Director of Ancillary Services for Futura, Julie Menkens added that education is a big part of Futura’s mission. While both she and Fujioka can rattle off some seemingly scary statistics about stroke and related illnesses and conditions, numbers they think the public should know, both also insisted they are not out to frighten people into pumping up their company’s bottom line.
“We want to get to the right population... We’re not out to scare people,” Menkens said.
While they will test anyone who wants to be tested, Menkens added Futura patients go through a thorough screening process. Patients are asked about stroke risk factors such as age, diet, smoking (past or present), family history, exercise habits and so on.
If a would-be patient doesn’t really have a lot of risk factors, they are told the testing probably isn’t needed.
For carotid artery disease, a juiced-up ultrasound machine produces pictures of the arteries in a patient’s neck. The vast majority of strokes result from a loss of blood flow to the brain, which leads quickly to oxygen deprivation, brain damage and possibly death. Plaque build-up and the resulting blockage in carotid arteries is one major indicator of potential stroke, according to both Fujioka and Menkens. But both also noted that blockage is treatable medically or surgically.
Besides the carotid test, Futura also offers abdominal aneurysm studies and peripheral arterial disease (PAD) testing. Both again use ultrasound.
A greatly simplified explanation might state that abdominal aneurysms are a swelling of the aorta and a major cause of death among men 50 and older. In your extremities, the presence of PAD is an indicator of potential heart problems and affects eight million to 12 million people age 40 and older.
Fujioka said each test takes about 15 minutes, are all non-evasive and totally painless. The testing technology Futura uses is based on equipment Pacific Vascular helped develop in the 1970s and early 1980s, growing out of what was known as the Institute of Applied Physiology and Medicine. Fujioka said one such technology allows technicians to actually hear the flow of blood through veins.
Launched in 1986 and becoming employee owned in 1999, Pacific Vascular has a large number of testing facilities, many of which are blended almost seamlessly into health-care providers such as Swedish Medical Centers and Stephens Hospital. Fujioka said Pacific is, to the best of his knowledge, the largest non-mobile vascular testing system in the country.
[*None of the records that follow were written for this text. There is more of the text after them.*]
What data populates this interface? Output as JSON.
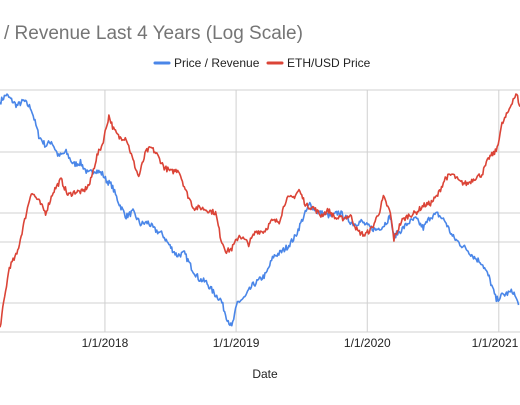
{
  "chart_data": {
    "type": "line",
    "title": "/ Revenue Last 4 Years (Log Scale)",
    "xlabel": "Date",
    "ylabel": "",
    "log_scale": true,
    "grid": true,
    "legend_position": "top",
    "x_ticks": [
      "1/1/2018",
      "1/1/2019",
      "1/1/2020",
      "1/1/2021"
    ],
    "x_tick_dates": [
      "2018-01-01",
      "2019-01-01",
      "2020-01-01",
      "2021-01-01"
    ],
    "x_range": [
      "2017-03-15",
      "2021-03-01"
    ],
    "series": [
      {
        "name": "Price / Revenue",
        "color": "#4a86e8",
        "x": [
          "2017-03-15",
          "2017-04-01",
          "2017-05-01",
          "2017-05-20",
          "2017-06-10",
          "2017-07-01",
          "2017-07-20",
          "2017-08-05",
          "2017-08-25",
          "2017-09-15",
          "2017-10-05",
          "2017-10-25",
          "2017-11-15",
          "2017-12-05",
          "2017-12-25",
          "2018-01-05",
          "2018-01-20",
          "2018-02-10",
          "2018-03-01",
          "2018-03-20",
          "2018-04-10",
          "2018-05-01",
          "2018-05-20",
          "2018-06-10",
          "2018-07-01",
          "2018-07-20",
          "2018-08-10",
          "2018-09-01",
          "2018-09-20",
          "2018-10-10",
          "2018-11-01",
          "2018-11-20",
          "2018-12-05",
          "2018-12-20",
          "2019-01-05",
          "2019-01-25",
          "2019-02-15",
          "2019-03-05",
          "2019-03-25",
          "2019-04-15",
          "2019-05-05",
          "2019-05-25",
          "2019-06-15",
          "2019-07-05",
          "2019-07-25",
          "2019-08-15",
          "2019-09-05",
          "2019-09-25",
          "2019-10-15",
          "2019-11-05",
          "2019-11-25",
          "2019-12-15",
          "2020-01-05",
          "2020-01-25",
          "2020-02-15",
          "2020-03-05",
          "2020-03-15",
          "2020-04-05",
          "2020-04-25",
          "2020-05-15",
          "2020-06-05",
          "2020-06-25",
          "2020-07-15",
          "2020-08-05",
          "2020-08-25",
          "2020-09-15",
          "2020-10-05",
          "2020-10-25",
          "2020-11-15",
          "2020-12-05",
          "2020-12-25",
          "2021-01-10",
          "2021-01-25",
          "2021-02-10",
          "2021-02-25"
        ],
        "values": [
          1.0,
          1.15,
          0.93,
          1.02,
          0.88,
          0.52,
          0.43,
          0.47,
          0.35,
          0.38,
          0.3,
          0.31,
          0.25,
          0.27,
          0.25,
          0.22,
          0.2,
          0.14,
          0.11,
          0.12,
          0.095,
          0.098,
          0.085,
          0.078,
          0.062,
          0.052,
          0.054,
          0.04,
          0.033,
          0.031,
          0.025,
          0.022,
          0.016,
          0.013,
          0.021,
          0.023,
          0.029,
          0.032,
          0.036,
          0.051,
          0.055,
          0.062,
          0.075,
          0.105,
          0.14,
          0.12,
          0.115,
          0.11,
          0.12,
          0.105,
          0.095,
          0.1,
          0.09,
          0.085,
          0.092,
          0.11,
          0.075,
          0.085,
          0.098,
          0.105,
          0.088,
          0.11,
          0.115,
          0.1,
          0.075,
          0.065,
          0.058,
          0.05,
          0.045,
          0.034,
          0.022,
          0.024,
          0.025,
          0.026,
          0.02
        ]
      },
      {
        "name": "ETH/USD Price",
        "color": "#db4437",
        "x": [
          "2017-03-15",
          "2017-04-10",
          "2017-05-01",
          "2017-05-20",
          "2017-06-10",
          "2017-07-01",
          "2017-07-20",
          "2017-08-10",
          "2017-09-01",
          "2017-09-20",
          "2017-10-10",
          "2017-11-01",
          "2017-11-20",
          "2017-12-10",
          "2017-12-25",
          "2018-01-12",
          "2018-01-25",
          "2018-02-10",
          "2018-03-01",
          "2018-03-20",
          "2018-04-05",
          "2018-04-25",
          "2018-05-10",
          "2018-05-25",
          "2018-06-15",
          "2018-07-05",
          "2018-07-25",
          "2018-08-15",
          "2018-09-05",
          "2018-09-25",
          "2018-10-15",
          "2018-11-05",
          "2018-11-20",
          "2018-12-05",
          "2018-12-20",
          "2019-01-10",
          "2019-02-05",
          "2019-02-25",
          "2019-03-20",
          "2019-04-10",
          "2019-05-01",
          "2019-05-20",
          "2019-06-10",
          "2019-06-25",
          "2019-07-15",
          "2019-08-05",
          "2019-08-25",
          "2019-09-15",
          "2019-10-05",
          "2019-10-25",
          "2019-11-15",
          "2019-12-05",
          "2019-12-25",
          "2020-01-15",
          "2020-02-05",
          "2020-02-15",
          "2020-03-05",
          "2020-03-15",
          "2020-04-05",
          "2020-04-25",
          "2020-05-15",
          "2020-06-05",
          "2020-06-25",
          "2020-07-15",
          "2020-08-05",
          "2020-08-25",
          "2020-09-15",
          "2020-10-05",
          "2020-10-25",
          "2020-11-15",
          "2020-12-05",
          "2020-12-25",
          "2021-01-10",
          "2021-01-25",
          "2021-02-10",
          "2021-02-20",
          "2021-03-01"
        ],
        "values": [
          22,
          70,
          90,
          160,
          300,
          250,
          200,
          300,
          380,
          280,
          300,
          300,
          350,
          600,
          750,
          1300,
          1000,
          850,
          850,
          550,
          400,
          650,
          700,
          620,
          480,
          440,
          460,
          300,
          220,
          220,
          210,
          200,
          120,
          95,
          100,
          130,
          110,
          140,
          140,
          170,
          170,
          260,
          270,
          310,
          230,
          220,
          190,
          210,
          180,
          180,
          190,
          140,
          130,
          150,
          210,
          270,
          200,
          120,
          170,
          190,
          200,
          230,
          240,
          280,
          390,
          420,
          360,
          350,
          390,
          420,
          580,
          660,
          1100,
          1350,
          1800,
          1950,
          1550
        ]
      }
    ]
  }
}
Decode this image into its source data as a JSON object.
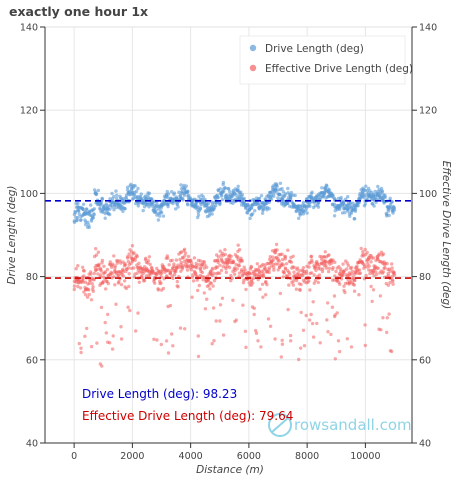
{
  "chart_data": {
    "type": "scatter",
    "title": "exactly one hour 1x",
    "xlabel": "Distance (m)",
    "ylabel": "Drive Length (deg)",
    "y2label": "Effective Drive Length (deg)",
    "xlim": [
      -1000,
      11600
    ],
    "ylim": [
      40,
      140
    ],
    "xticks": [
      0,
      2000,
      4000,
      6000,
      8000,
      10000
    ],
    "yticks": [
      40,
      60,
      80,
      100,
      120,
      140
    ],
    "grid": true,
    "legend_position": "top-right",
    "x_points_approx": 1000,
    "series": [
      {
        "name": "Drive Length (deg)",
        "color": "#5b9bd5",
        "mean": 98.23,
        "min": 85,
        "max": 105
      },
      {
        "name": "Effective Drive Length (deg)",
        "color": "#f26060",
        "mean": 79.64,
        "min": 58,
        "max": 92
      }
    ],
    "hlines": [
      {
        "y": 98.23,
        "color": "#0000cc",
        "style": "dashed"
      },
      {
        "y": 79.64,
        "color": "#cc0000",
        "style": "dashed"
      }
    ],
    "annotations": [
      {
        "text": "Drive Length (deg): 98.23",
        "color": "#0000cc"
      },
      {
        "text": "Effective Drive Length (deg): 79.64",
        "color": "#cc0000"
      }
    ]
  },
  "watermark": {
    "text": "rowsandall.com",
    "color": "#8fd4e6"
  }
}
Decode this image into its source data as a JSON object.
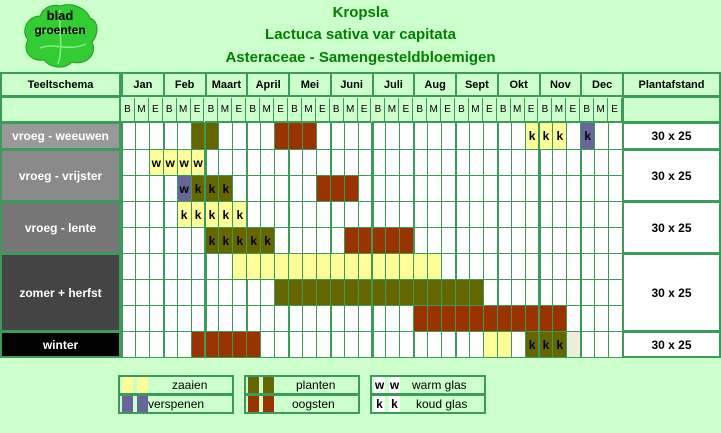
{
  "header": {
    "logo_text_1": "blad",
    "logo_text_2": "groenten",
    "title": "Kropsla",
    "subtitle": "Lactuca sativa var capitata",
    "family": "Asteraceae - Samengesteldbloemigen"
  },
  "table": {
    "schema_label": "Teeltschema",
    "spacing_label": "Plantafstand",
    "months": [
      "Jan",
      "Feb",
      "Maart",
      "April",
      "Mei",
      "Juni",
      "Juli",
      "Aug",
      "Sept",
      "Okt",
      "Nov",
      "Dec"
    ],
    "decades": [
      "B",
      "M",
      "E"
    ],
    "rows": [
      {
        "label": "vroeg - weeuwen",
        "label_color": "#999999",
        "spacing": "30 x 25",
        "lines": 1
      },
      {
        "label": "vroeg - vrijster",
        "label_color": "#8a8a8a",
        "spacing": "30 x 25",
        "lines": 2
      },
      {
        "label": "vroeg - lente",
        "label_color": "#777777",
        "spacing": "30 x 25",
        "lines": 2
      },
      {
        "label": "zomer + herfst",
        "label_color": "#444444",
        "spacing": "30 x 25",
        "lines": 3
      },
      {
        "label": "winter",
        "label_color": "#000000",
        "spacing": "30 x 25",
        "lines": 1
      }
    ]
  },
  "schedule": [
    {
      "row": 0,
      "line": 0,
      "cells": [
        [
          6,
          "planten",
          ""
        ],
        [
          7,
          "planten",
          ""
        ],
        [
          12,
          "oogsten",
          ""
        ],
        [
          13,
          "oogsten",
          ""
        ],
        [
          14,
          "oogsten",
          ""
        ],
        [
          30,
          "zaaien",
          "k"
        ],
        [
          31,
          "zaaien",
          "k"
        ],
        [
          32,
          "zaaien",
          "k"
        ],
        [
          34,
          "verspenen",
          "k"
        ]
      ]
    },
    {
      "row": 1,
      "line": 0,
      "cells": [
        [
          3,
          "zaaien",
          "w"
        ],
        [
          4,
          "zaaien",
          "w"
        ],
        [
          5,
          "zaaien",
          "w"
        ],
        [
          6,
          "zaaien",
          "w"
        ]
      ]
    },
    {
      "row": 1,
      "line": 1,
      "cells": [
        [
          5,
          "verspenen",
          "w"
        ],
        [
          6,
          "planten",
          "k"
        ],
        [
          7,
          "planten",
          "k"
        ],
        [
          8,
          "planten",
          "k"
        ],
        [
          15,
          "oogsten",
          ""
        ],
        [
          16,
          "oogsten",
          ""
        ],
        [
          17,
          "oogsten",
          ""
        ]
      ]
    },
    {
      "row": 2,
      "line": 0,
      "cells": [
        [
          5,
          "zaaien",
          "k"
        ],
        [
          6,
          "zaaien",
          "k"
        ],
        [
          7,
          "zaaien",
          "k"
        ],
        [
          8,
          "zaaien",
          "k"
        ],
        [
          9,
          "zaaien",
          "k"
        ]
      ]
    },
    {
      "row": 2,
      "line": 1,
      "cells": [
        [
          7,
          "planten",
          "k"
        ],
        [
          8,
          "planten",
          "k"
        ],
        [
          9,
          "planten",
          "k"
        ],
        [
          10,
          "planten",
          "k"
        ],
        [
          11,
          "planten",
          "k"
        ],
        [
          17,
          "oogsten",
          ""
        ],
        [
          18,
          "oogsten",
          ""
        ],
        [
          19,
          "oogsten",
          ""
        ],
        [
          20,
          "oogsten",
          ""
        ],
        [
          21,
          "oogsten",
          ""
        ]
      ]
    },
    {
      "row": 3,
      "line": 0,
      "cells": [
        [
          9,
          "zaaien",
          ""
        ],
        [
          10,
          "zaaien",
          ""
        ],
        [
          11,
          "zaaien",
          ""
        ],
        [
          12,
          "zaaien",
          ""
        ],
        [
          13,
          "zaaien",
          ""
        ],
        [
          14,
          "zaaien",
          ""
        ],
        [
          15,
          "zaaien",
          ""
        ],
        [
          16,
          "zaaien",
          ""
        ],
        [
          17,
          "zaaien",
          ""
        ],
        [
          18,
          "zaaien",
          ""
        ],
        [
          19,
          "zaaien",
          ""
        ],
        [
          20,
          "zaaien",
          ""
        ],
        [
          21,
          "zaaien",
          ""
        ],
        [
          22,
          "zaaien",
          ""
        ],
        [
          23,
          "zaaien",
          ""
        ]
      ]
    },
    {
      "row": 3,
      "line": 1,
      "cells": [
        [
          12,
          "planten",
          ""
        ],
        [
          13,
          "planten",
          ""
        ],
        [
          14,
          "planten",
          ""
        ],
        [
          15,
          "planten",
          ""
        ],
        [
          16,
          "planten",
          ""
        ],
        [
          17,
          "planten",
          ""
        ],
        [
          18,
          "planten",
          ""
        ],
        [
          19,
          "planten",
          ""
        ],
        [
          20,
          "planten",
          ""
        ],
        [
          21,
          "planten",
          ""
        ],
        [
          22,
          "planten",
          ""
        ],
        [
          23,
          "planten",
          ""
        ],
        [
          24,
          "planten",
          ""
        ],
        [
          25,
          "planten",
          ""
        ],
        [
          26,
          "planten",
          ""
        ]
      ]
    },
    {
      "row": 3,
      "line": 2,
      "cells": [
        [
          22,
          "oogsten",
          ""
        ],
        [
          23,
          "oogsten",
          ""
        ],
        [
          24,
          "oogsten",
          ""
        ],
        [
          25,
          "oogsten",
          ""
        ],
        [
          26,
          "oogsten",
          ""
        ],
        [
          27,
          "oogsten",
          ""
        ],
        [
          28,
          "oogsten",
          ""
        ],
        [
          29,
          "oogsten",
          ""
        ],
        [
          30,
          "oogsten",
          ""
        ],
        [
          31,
          "oogsten",
          ""
        ],
        [
          32,
          "oogsten",
          ""
        ]
      ]
    },
    {
      "row": 4,
      "line": 0,
      "cells": [
        [
          6,
          "oogsten",
          ""
        ],
        [
          7,
          "oogsten",
          ""
        ],
        [
          8,
          "oogsten",
          ""
        ],
        [
          9,
          "oogsten",
          ""
        ],
        [
          10,
          "oogsten",
          ""
        ],
        [
          27,
          "zaaien",
          ""
        ],
        [
          28,
          "zaaien",
          ""
        ],
        [
          30,
          "planten",
          "k"
        ],
        [
          31,
          "planten",
          "k"
        ],
        [
          32,
          "planten",
          "k"
        ],
        [
          33,
          "rest",
          ""
        ]
      ]
    }
  ],
  "colors": {
    "zaaien": "#ffff99",
    "verspenen": "#666699",
    "planten": "#666600",
    "oogsten": "#993300",
    "rest": "#eeeedd",
    "frame": "#3c9a5a"
  },
  "legend": {
    "zaaien": "zaaien",
    "verspenen": "verspenen",
    "planten": "planten",
    "oogsten": "oogsten",
    "warm": "warm glas",
    "koud": "koud glas",
    "w": "w",
    "k": "k"
  }
}
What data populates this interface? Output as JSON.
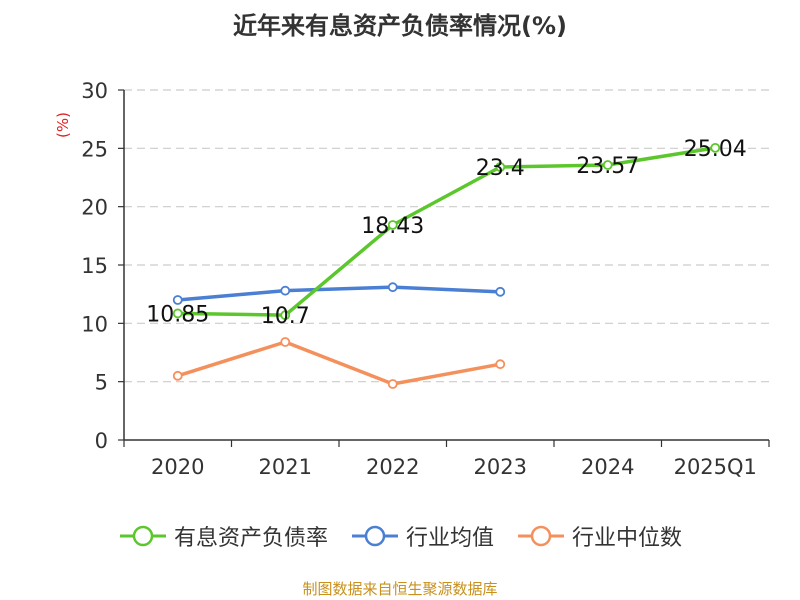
{
  "chart_data": {
    "type": "line",
    "title": "近年来有息资产负债率情况(%)",
    "ylabel": "(%)",
    "xlabel": "",
    "categories": [
      "2020",
      "2021",
      "2022",
      "2023",
      "2024",
      "2025Q1"
    ],
    "ylim": [
      0,
      30
    ],
    "yticks": [
      0,
      5,
      10,
      15,
      20,
      25,
      30
    ],
    "grid": true,
    "legend_position": "bottom",
    "series": [
      {
        "name": "有息资产负债率",
        "color": "#5cc72c",
        "values": [
          10.85,
          10.7,
          18.43,
          23.4,
          23.57,
          25.04
        ],
        "labels": [
          "10.85",
          "10.7",
          "18.43",
          "23.4",
          "23.57",
          "25.04"
        ]
      },
      {
        "name": "行业均值",
        "color": "#4a7fd4",
        "values": [
          12.0,
          12.8,
          13.1,
          12.7,
          null,
          null
        ]
      },
      {
        "name": "行业中位数",
        "color": "#f4905c",
        "values": [
          5.5,
          8.4,
          4.8,
          6.5,
          null,
          null
        ]
      }
    ]
  },
  "footer": {
    "source": "制图数据来自恒生聚源数据库"
  },
  "colors": {
    "axis": "#333333",
    "grid": "#cccccc",
    "ylabel": "#e02020",
    "footer": "#c8901c"
  }
}
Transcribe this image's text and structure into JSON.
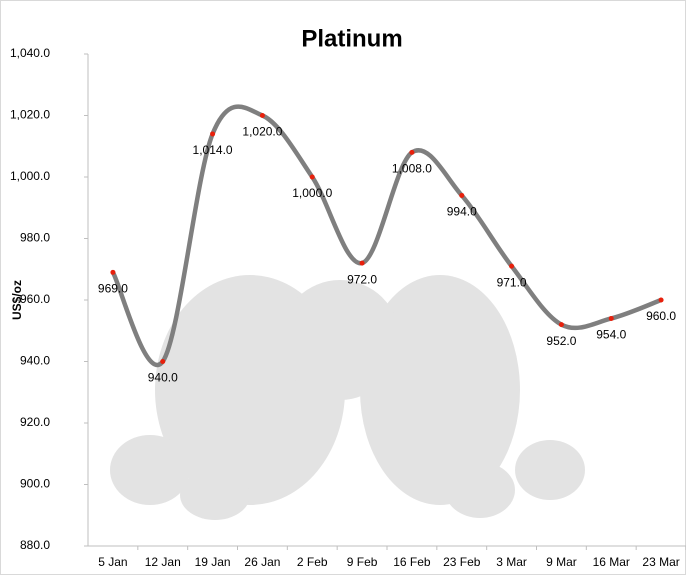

He seems proud that Pacific does not offer mobile services, which he stated allows technicians to take their time with patients, getting a medical history and conducting tests as thoroughly and accurately as possible.
The company trains many of its technicians itself, but those technicians have about a 98-percent passage rate on accreditation tests. Fujioka said the company has chosen to keep its emphasis on vascular procedures.
“This is our primary focus, always has been, always will be,” he said.